HUMAN
STORIES
人にも地球にも
良いものが
受け入れられる
時代が訪れる
PRISTINE ブランドディレクター 奥森 秀子
PRISTINE gathering
KITTE 2Fオーガニックコットンブランド「プリスティン」が誕生したのは、1996年。奥森秀子さんが運営会社のアバンティに入社したのはその前年のことだった。
「初めてオーガニックコットンに出合ったのは、約30年前、百貨店の研究所で働いていたときでした。当時は肌に優しいという機能性が注目されていて、デザイン性はなかった。すばらしいものだけど、ワクワクして着るものではないなと思いました」
奥森さんは「人にとっても地球にとっても良いものなのに売れない原因はデザイン性だとわかっていたので、それを解決すれば、受け入れられる時代が来るだろうと。可能性を秘めた素材だと感じました」と続ける。オーガニックコットンの輸入をしていたアバンティも同様の考えだったのだろう。ブランド立ち上げにあたり、奥森さんに声がかかる。

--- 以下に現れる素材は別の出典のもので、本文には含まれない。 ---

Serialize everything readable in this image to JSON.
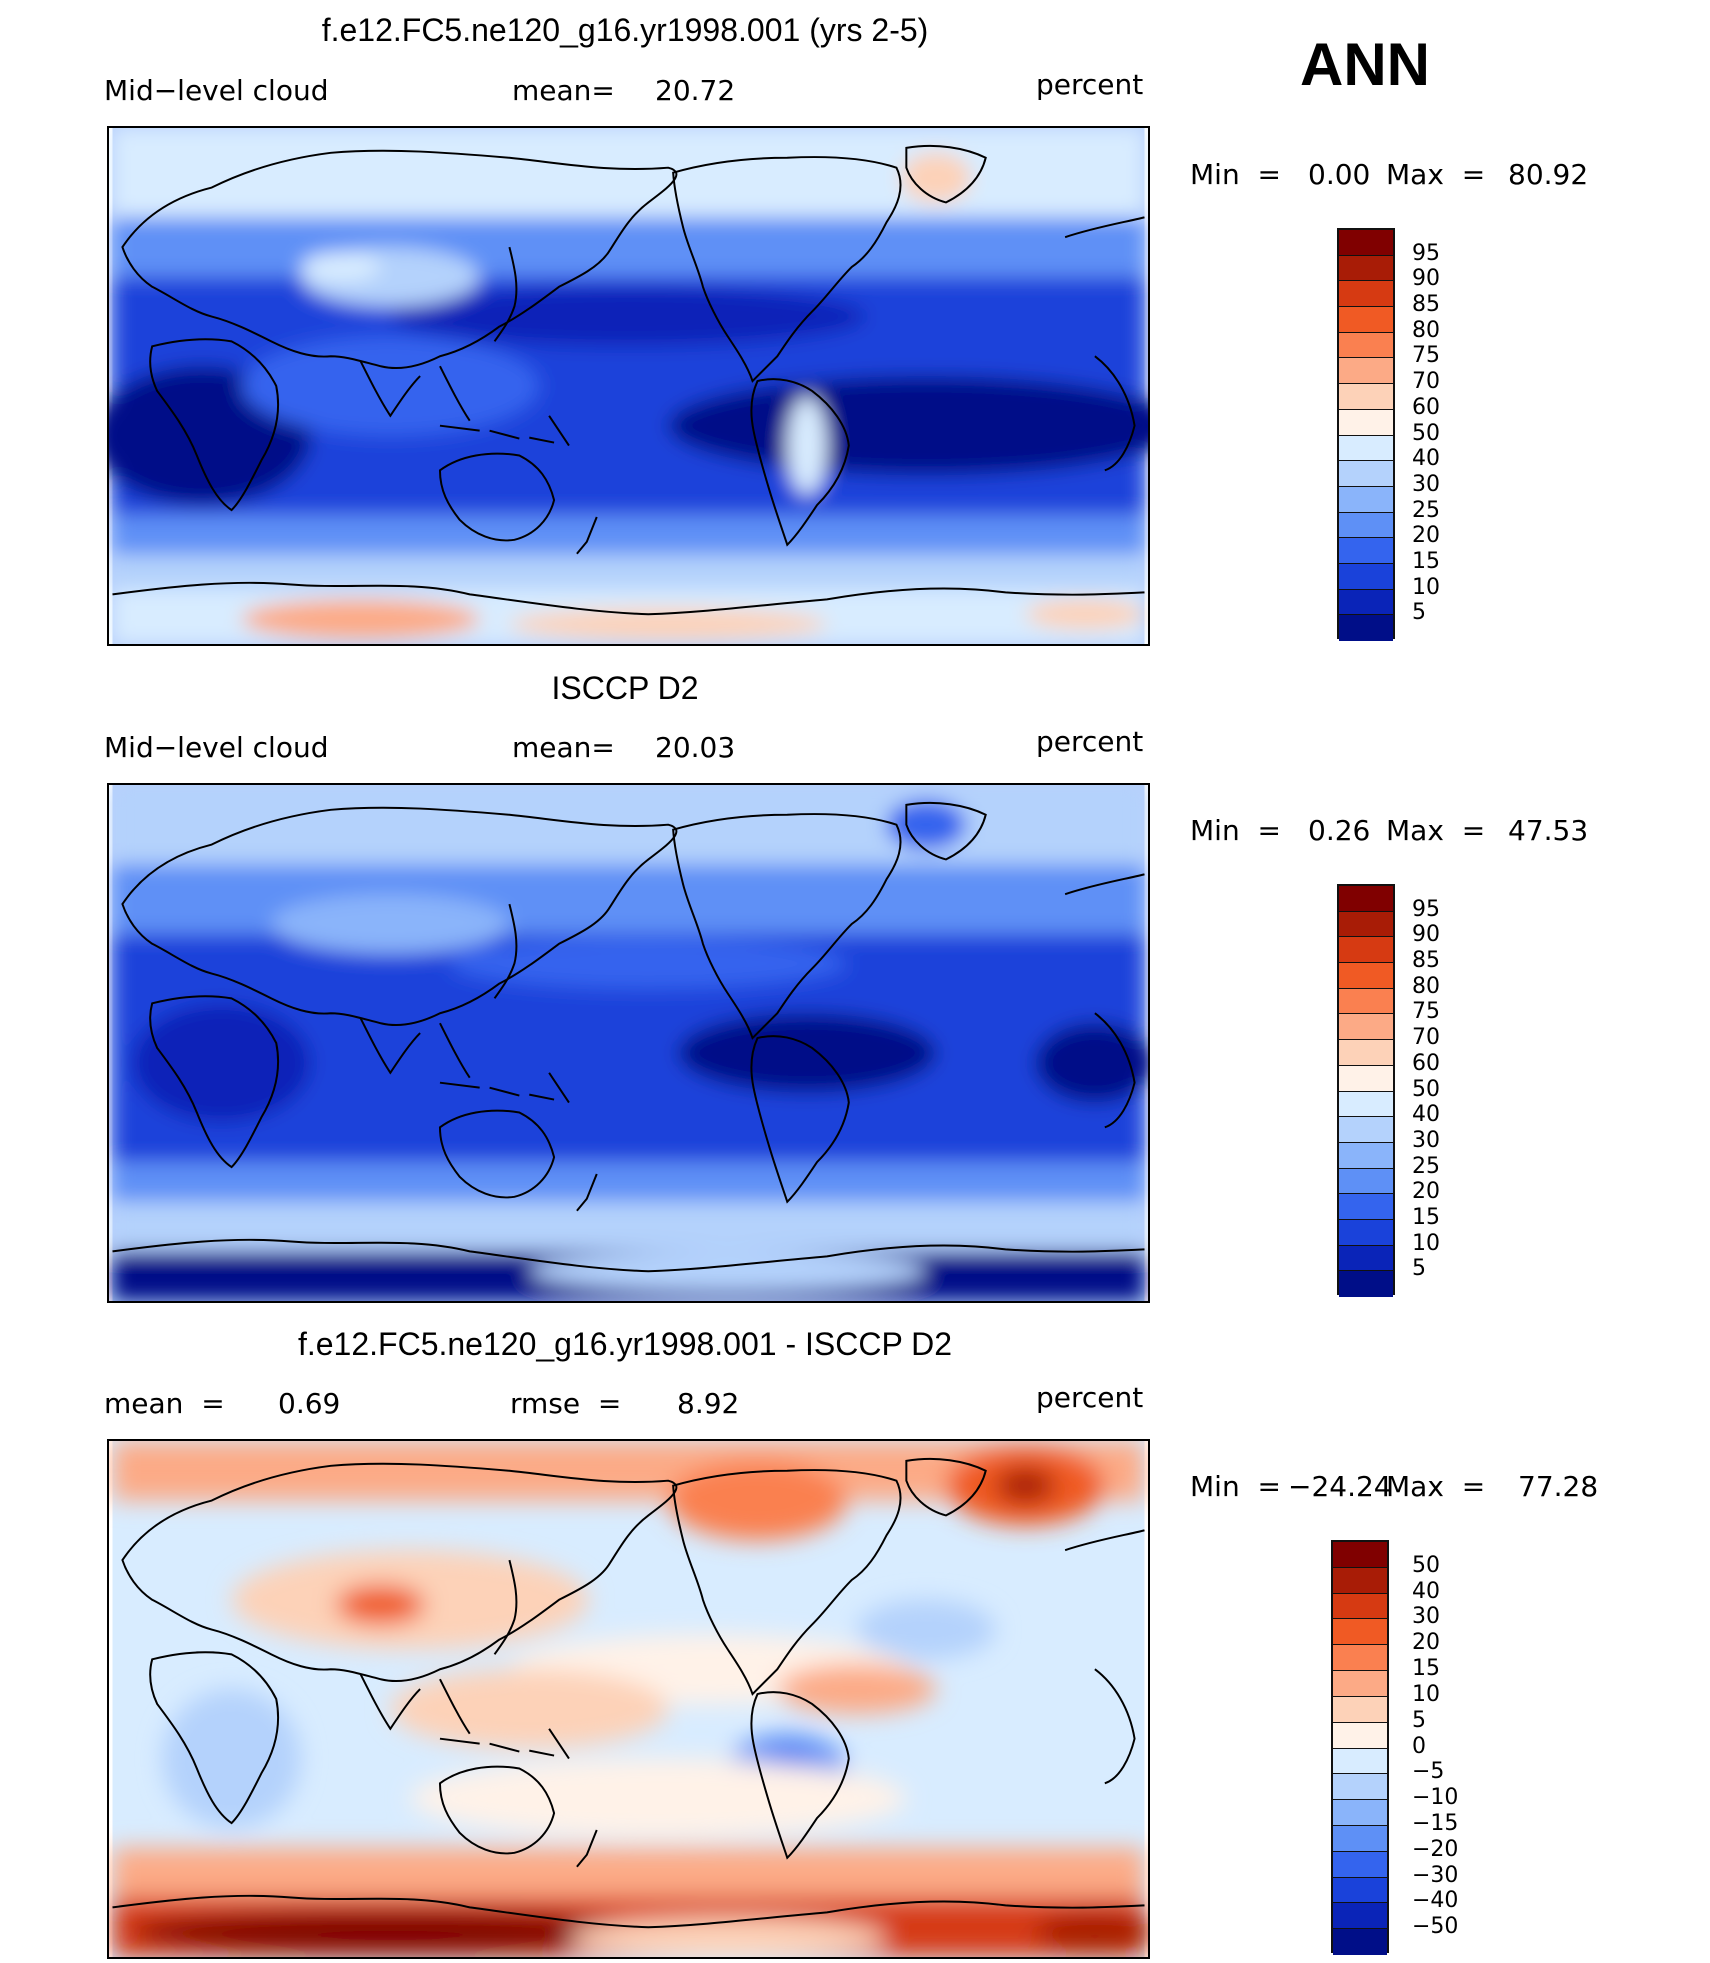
{
  "season": "ANN",
  "units": "percent",
  "panels": [
    {
      "title": "f.e12.FC5.ne120_g16.yr1998.001 (yrs 2-5)",
      "left_label": "Mid−level cloud",
      "stat_label": "mean=",
      "stat_value": "20.72",
      "min_label": "Min  =",
      "min_value": "0.00",
      "max_label": "Max  =",
      "max_value": "80.92",
      "colorbar": {
        "colors": [
          "#800000",
          "#a81c06",
          "#d63a12",
          "#f05a24",
          "#fa8050",
          "#fcaa86",
          "#fdd2b8",
          "#fff2e8",
          "#d8ecff",
          "#b4d2fc",
          "#8ab4fa",
          "#5e90f6",
          "#3464ee",
          "#1a42da",
          "#0a24b8",
          "#000e88"
        ],
        "labels": [
          "95",
          "90",
          "85",
          "80",
          "75",
          "70",
          "60",
          "50",
          "40",
          "30",
          "25",
          "20",
          "15",
          "10",
          "5"
        ]
      }
    },
    {
      "title": "ISCCP D2",
      "left_label": "Mid−level cloud",
      "stat_label": "mean=",
      "stat_value": "20.03",
      "min_label": "Min  =",
      "min_value": "0.26",
      "max_label": "Max  =",
      "max_value": "47.53",
      "colorbar": {
        "colors": [
          "#800000",
          "#a81c06",
          "#d63a12",
          "#f05a24",
          "#fa8050",
          "#fcaa86",
          "#fdd2b8",
          "#fff2e8",
          "#d8ecff",
          "#b4d2fc",
          "#8ab4fa",
          "#5e90f6",
          "#3464ee",
          "#1a42da",
          "#0a24b8",
          "#000e88"
        ],
        "labels": [
          "95",
          "90",
          "85",
          "80",
          "75",
          "70",
          "60",
          "50",
          "40",
          "30",
          "25",
          "20",
          "15",
          "10",
          "5"
        ]
      }
    },
    {
      "title": "f.e12.FC5.ne120_g16.yr1998.001 - ISCCP D2",
      "left_label": "mean  =",
      "left_value": "0.69",
      "stat_label": "rmse  =",
      "stat_value": "8.92",
      "min_label": "Min  =",
      "min_value": "−24.24",
      "max_label": "Max  =",
      "max_value": "77.28",
      "colorbar": {
        "colors": [
          "#800000",
          "#a81c06",
          "#d63a12",
          "#f05a24",
          "#fa8050",
          "#fcaa86",
          "#fdd2b8",
          "#fff2e8",
          "#d8ecff",
          "#b4d2fc",
          "#8ab4fa",
          "#5e90f6",
          "#3464ee",
          "#1a42da",
          "#0a24b8",
          "#000e88"
        ],
        "labels": [
          "50",
          "40",
          "30",
          "20",
          "15",
          "10",
          "5",
          "0",
          "−5",
          "−10",
          "−15",
          "−20",
          "−30",
          "−40",
          "−50"
        ]
      }
    }
  ]
}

「相当な覚悟が必要だと思い、約1年、お返事を待ってもらいました」
当時のアバンティは社員3名。大手百貨店でコーディネーターとして活躍していた奥森さんにとっては、大きな決断だった。背中を押したのは「良いものは絶対に受け入れられる。それしかなかった」と言う。そして、奥森さんの挑戦が始まった。

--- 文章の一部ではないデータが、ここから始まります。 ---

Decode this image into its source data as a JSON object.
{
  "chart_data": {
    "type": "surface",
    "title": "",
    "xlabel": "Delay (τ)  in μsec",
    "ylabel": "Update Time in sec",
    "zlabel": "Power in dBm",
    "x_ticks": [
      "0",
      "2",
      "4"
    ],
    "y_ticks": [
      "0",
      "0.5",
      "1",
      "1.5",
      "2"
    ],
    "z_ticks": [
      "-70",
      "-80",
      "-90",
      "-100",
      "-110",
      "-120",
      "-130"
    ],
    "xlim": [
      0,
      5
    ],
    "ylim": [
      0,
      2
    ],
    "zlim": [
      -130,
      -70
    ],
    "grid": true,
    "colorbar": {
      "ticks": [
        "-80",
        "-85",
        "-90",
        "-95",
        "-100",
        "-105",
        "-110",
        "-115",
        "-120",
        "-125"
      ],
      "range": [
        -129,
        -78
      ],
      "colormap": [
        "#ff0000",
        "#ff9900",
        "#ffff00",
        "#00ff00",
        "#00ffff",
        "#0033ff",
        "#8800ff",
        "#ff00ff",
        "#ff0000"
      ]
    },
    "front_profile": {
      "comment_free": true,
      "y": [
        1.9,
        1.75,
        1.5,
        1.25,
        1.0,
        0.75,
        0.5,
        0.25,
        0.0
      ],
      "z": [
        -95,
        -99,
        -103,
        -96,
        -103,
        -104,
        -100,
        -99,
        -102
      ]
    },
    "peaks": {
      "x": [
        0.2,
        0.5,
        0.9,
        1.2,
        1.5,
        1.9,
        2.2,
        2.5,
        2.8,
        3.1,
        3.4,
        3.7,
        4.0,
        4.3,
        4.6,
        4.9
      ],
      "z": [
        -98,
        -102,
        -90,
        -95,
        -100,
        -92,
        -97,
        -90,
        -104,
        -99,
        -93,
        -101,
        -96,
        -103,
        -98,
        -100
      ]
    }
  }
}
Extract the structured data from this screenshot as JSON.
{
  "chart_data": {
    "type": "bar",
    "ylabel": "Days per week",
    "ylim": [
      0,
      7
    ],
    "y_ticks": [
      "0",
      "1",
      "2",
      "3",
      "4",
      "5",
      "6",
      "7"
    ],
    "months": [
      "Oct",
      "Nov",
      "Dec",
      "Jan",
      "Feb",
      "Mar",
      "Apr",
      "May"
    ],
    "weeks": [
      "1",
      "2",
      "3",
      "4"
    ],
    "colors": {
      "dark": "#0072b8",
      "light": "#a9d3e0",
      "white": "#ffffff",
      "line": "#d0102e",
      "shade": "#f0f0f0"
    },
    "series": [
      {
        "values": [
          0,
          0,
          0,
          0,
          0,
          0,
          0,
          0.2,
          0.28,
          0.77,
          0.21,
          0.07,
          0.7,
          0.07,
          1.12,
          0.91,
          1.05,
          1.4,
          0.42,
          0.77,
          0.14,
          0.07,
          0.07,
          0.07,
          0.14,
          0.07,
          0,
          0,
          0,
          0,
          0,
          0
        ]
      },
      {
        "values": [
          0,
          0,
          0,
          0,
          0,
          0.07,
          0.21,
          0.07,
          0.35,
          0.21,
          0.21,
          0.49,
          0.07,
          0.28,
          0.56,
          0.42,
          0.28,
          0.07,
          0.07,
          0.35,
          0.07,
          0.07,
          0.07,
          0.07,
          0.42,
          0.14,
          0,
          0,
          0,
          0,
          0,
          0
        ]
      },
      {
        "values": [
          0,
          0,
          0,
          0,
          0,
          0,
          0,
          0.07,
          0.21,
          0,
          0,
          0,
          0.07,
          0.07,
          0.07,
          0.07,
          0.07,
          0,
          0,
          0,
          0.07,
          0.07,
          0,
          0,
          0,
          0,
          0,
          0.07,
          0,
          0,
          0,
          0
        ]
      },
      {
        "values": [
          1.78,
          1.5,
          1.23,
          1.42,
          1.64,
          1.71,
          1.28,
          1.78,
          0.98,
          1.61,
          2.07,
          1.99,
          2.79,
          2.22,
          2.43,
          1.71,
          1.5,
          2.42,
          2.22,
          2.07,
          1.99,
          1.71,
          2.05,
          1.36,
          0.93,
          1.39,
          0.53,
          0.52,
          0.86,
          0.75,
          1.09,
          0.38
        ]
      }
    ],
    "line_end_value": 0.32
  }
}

「今でこそ、持続可能という単語を聞かない日はないですが、当時は変わりもの扱い。地球に良いと言っても、『何それ?』っていう時代でしたから。協力工場に一から説明し、『長生きしてください。そしたら恩返しできる』とお願いして回りました。しかも、私たちは少量しか発注できない上、直射日光を浴びせないなど製造工程での注文が多い。利益の追求だけでは受けてくださらなかったと思いますね。当時、私たちの想いに心を動かしてくださったところと今も一緒に作り続けています」
ようやく時代が追い付いたように感じるが、「複雑な気持ちもある」と奥森さんは話す。
「地球が健やかだったら、オーガニックコットンは今ほど受け入れられていないかもしれない。だから、私たちはもっと棲みやすい地球にするために、今は残布・残糸ゼロを目指すプロジェクトや、国内での綿花栽培プロジェクトなども進めています」
奥森さんの挑戦に終わりはない。
PRISTINE gatheringプリスティン ギャザリング
2F SHOP PAGESIDE STORY
オーガニックコットンが紡ぐ
人と人の輪と"しあわせの循環"
「いつ、どこで、誰が」作ったのかを管理し、オフィシャルサイトでアイテムができるまでを紹介している「プリスティン」は、「顔の見えるものづくり」にこだわっている。その想いはKITTE店の店名「PRISTINE gathering」にも通じており、「人と人がつながる『場』を作りたかった」と奥森さんは話す。「コンセプトは『あつまる。つながる。しる。わらう。』。東京駅という立地も活かし、私たちを地方で支えてくれる作り手や職人、アーティストの方々とお客様が集まり、つながることで、笑顔があふれる場所にしたいんです」。そのため、ワークショップやお話し会などのイベントを開催したり、「プリスティン」が勧めるエシカルブランドや暮らしの道具展などを展開したりするという。さらに、マルシェも開催予定だとか! 有機栽培であれば綿と同じ畑で育った野菜も安心して食べられる――「プリスティン」が考える“衣食同源”に、KITTEで触れてみては?